La parte resolutiva de las sentencias estará precedida de las siguientes palabras:
«Administrando justicia en nombre de la República y por autoridad de la Ley».
En las decisiones judiciales, se deberá utilizar una pulcritud y sencillez del lenguaje que facilite la comprensión de los destinatarios; la claridad, pertinencia, concreción y suficiencia de la argumentación que fundamenta la decisión, el análisis de los hechos y las pruebas que respaldan las providencias judiciales y el respeto por las garantías del debido proceso, se tendrán en cuenta como factores esenciales en la evaluación del factor cualitativo de la calificación de servicios de jueces y magistrados.
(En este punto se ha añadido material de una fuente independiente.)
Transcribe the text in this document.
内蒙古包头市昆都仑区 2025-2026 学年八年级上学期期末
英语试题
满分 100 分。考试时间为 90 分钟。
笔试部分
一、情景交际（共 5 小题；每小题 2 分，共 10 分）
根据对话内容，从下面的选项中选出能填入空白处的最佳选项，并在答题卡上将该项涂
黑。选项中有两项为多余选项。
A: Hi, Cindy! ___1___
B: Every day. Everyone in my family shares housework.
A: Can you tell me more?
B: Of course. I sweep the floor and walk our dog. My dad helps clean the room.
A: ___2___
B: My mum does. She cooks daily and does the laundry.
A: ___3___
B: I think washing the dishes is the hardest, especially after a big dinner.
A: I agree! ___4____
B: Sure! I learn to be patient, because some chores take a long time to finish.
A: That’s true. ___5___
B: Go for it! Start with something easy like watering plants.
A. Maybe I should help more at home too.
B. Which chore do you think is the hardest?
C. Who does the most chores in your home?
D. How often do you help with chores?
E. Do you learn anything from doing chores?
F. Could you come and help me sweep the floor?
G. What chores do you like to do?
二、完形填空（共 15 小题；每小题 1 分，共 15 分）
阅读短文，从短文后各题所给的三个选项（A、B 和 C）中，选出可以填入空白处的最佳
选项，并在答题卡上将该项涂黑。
Para efecto de la sistematización de la información y la gestión de informática jurídica, el Consejo Superior de la judicatura podrá fijar parámetros formales y esquemáticos para la elaboración de las providencias judiciales, relacionados con tipo de letra, espaciado, reglas para incorporación de citas, uso de elementos identificatorios del respectivo despacho judicial. Estos parámetros no podrán incorporar restricciones o reglas relativas al contenido sustancial de las decisiones judiciales que afecten la autonomía e independencia judicial.